The Hedgeweek Interview: John Innes, Manager, MPC Pilgrim Fund: Portfolio construction discipline helps achieve targets with relatively low risk
John Innes outlines the investment processes that are driving the consistent performance of the MPC Pilgrim Fund.
HW: What is the background to the fund?
JI: MPC Pilgrim Fund was launched on 27 October 2000. The fund is managed by myself (John Innes) with assistance from Andrew Ballard, Chris Kinder and Inigo Edsberg. Current AUM is USD 1,141m.
HW: Who are your service providers?
JI: Ernst & Young (accountant), Dechert (law firm), HSBC (fund administratrion), Deutsche Bank and Morgan-Stanley (prime brokers).
HW: How and where do you distribute the fund? What is your current and targeted client base?
JI: The fund is marketed by MPC on a global basis. The fund is currently targeting more institutional investors.
HW: What is the investment process of your fund?
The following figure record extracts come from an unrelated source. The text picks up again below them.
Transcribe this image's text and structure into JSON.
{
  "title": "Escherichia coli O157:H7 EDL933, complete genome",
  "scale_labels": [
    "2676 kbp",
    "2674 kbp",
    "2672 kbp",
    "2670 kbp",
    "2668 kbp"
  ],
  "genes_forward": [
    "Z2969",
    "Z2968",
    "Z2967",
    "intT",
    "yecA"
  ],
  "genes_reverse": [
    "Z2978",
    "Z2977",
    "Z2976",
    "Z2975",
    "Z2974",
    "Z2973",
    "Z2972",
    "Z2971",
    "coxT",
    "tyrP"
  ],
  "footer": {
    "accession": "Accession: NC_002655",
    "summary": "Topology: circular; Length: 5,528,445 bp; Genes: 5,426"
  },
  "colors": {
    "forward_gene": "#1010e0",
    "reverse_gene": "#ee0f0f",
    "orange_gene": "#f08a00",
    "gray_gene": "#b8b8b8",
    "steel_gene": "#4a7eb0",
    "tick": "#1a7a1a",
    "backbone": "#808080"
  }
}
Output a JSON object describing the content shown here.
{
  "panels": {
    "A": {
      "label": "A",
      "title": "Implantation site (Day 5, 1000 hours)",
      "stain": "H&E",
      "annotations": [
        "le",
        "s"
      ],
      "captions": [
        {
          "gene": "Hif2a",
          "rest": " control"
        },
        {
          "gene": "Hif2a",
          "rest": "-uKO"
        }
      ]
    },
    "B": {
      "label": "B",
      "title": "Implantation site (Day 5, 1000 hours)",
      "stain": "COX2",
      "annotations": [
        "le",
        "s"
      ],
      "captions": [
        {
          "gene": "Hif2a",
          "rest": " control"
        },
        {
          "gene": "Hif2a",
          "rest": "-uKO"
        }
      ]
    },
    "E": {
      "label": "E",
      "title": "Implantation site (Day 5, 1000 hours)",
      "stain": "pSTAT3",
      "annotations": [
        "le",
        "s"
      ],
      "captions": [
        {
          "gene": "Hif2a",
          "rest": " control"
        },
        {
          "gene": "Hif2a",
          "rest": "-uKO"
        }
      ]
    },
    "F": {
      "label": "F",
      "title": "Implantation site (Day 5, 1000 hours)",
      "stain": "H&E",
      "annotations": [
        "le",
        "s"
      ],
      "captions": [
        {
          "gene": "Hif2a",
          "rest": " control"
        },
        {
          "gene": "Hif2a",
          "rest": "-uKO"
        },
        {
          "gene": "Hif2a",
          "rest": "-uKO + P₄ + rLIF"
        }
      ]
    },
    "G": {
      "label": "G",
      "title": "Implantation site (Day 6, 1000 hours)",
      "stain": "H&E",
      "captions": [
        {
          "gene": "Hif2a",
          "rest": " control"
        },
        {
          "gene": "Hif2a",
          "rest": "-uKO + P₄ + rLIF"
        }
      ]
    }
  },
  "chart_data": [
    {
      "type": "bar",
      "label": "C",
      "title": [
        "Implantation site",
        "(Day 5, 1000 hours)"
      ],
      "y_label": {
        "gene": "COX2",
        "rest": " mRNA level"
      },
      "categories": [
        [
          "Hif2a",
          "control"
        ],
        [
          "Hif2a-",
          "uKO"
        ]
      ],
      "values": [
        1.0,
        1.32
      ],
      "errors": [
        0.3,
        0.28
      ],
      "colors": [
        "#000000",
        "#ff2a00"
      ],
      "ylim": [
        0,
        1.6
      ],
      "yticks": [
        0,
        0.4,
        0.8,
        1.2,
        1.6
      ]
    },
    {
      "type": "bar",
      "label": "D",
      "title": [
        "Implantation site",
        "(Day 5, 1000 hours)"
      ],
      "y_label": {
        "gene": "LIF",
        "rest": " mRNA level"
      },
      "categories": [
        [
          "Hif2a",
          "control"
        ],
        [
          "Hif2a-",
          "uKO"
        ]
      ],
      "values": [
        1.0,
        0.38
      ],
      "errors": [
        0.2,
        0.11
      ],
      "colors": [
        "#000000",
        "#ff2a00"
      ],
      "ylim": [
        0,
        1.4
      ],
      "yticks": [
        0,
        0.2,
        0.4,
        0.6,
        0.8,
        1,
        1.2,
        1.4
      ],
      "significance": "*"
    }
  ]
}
JI: We try to find those stocks which are out of fashion for some reason or another yet are experiencing positive business momentum. The process has been applied consistently since the fund's inception.
HW: How do you generate ideas for your fund?
JI: We have a clear philosophy and process, which drives idea generation. We use a mixture of quantitative screens, industry and company contacts, market contacts and macroeconomic drivers.
HW: What is your approach to managing risk?
JI: Risk is evaluated on a daily basis, both by the managers and by the Portfolio Analytics team. We believe maintaining an independent assessment of risk is an important aspect of the fund. Equally ensuring that the risks in the fund are deployed in an optimal manner is a key element to achieving consistent returns.
HW: How/against what do you benchmark the performance of your fund?
JI: The MPC Pilgrim Fund is an absolute return fund, so the real benchmark is the money market rates in mainstream currencies. We also use the FTSE All Share Index as a reference.
HW: Has your performance been as per budget and expectations?
JI: We have always maintained that we would achieve 10-15%. As of year-end 2005, we have compounded at an annual rate of 12.5%. Our focus on portfolio construction discipline has ensured this has been achieved with relatively low risk.
HW: Do you expect your performance or style to change going forward?
HW: What opportunities are you looking at right now?
JI: Having been very negative on small- and mid-caps for some time, we are finding opportunities in distressed liquidations in some of these names. We also believe the negative operational gearing of many cyclical companies is poorly understood by the market. We are generally long of economically resilient companies.
HW: What events do you expect to see in your sector in the year ahead?
JI: An increased level of volatility with opportunities on both the long and short side. The general slowing of economies and the gradual withdrawal of liquidity is likely to provide an environment conducive to fundamental stock picking.
HW: How will these changes/future events impact on your own portfolio?
JI: We have positioned the portfolio to withstand these changes.
HW: What differentiates you from other managers in your sector?
JI: We passionately believe in our investment philosophy and process and have found it to be effective and consistent. Maintaining a clear understanding of what we are seeking from each prospective investment is a key element in repeatedly achieving our investment objectives.
HW: Do you have any plans for similar/other product launches in the near future?
JI: Having recently launched the Pilgrim Select Fund (a smaller, more concentrated version of the Pilgrim Fund), it is unlikely we will be launching new products soon.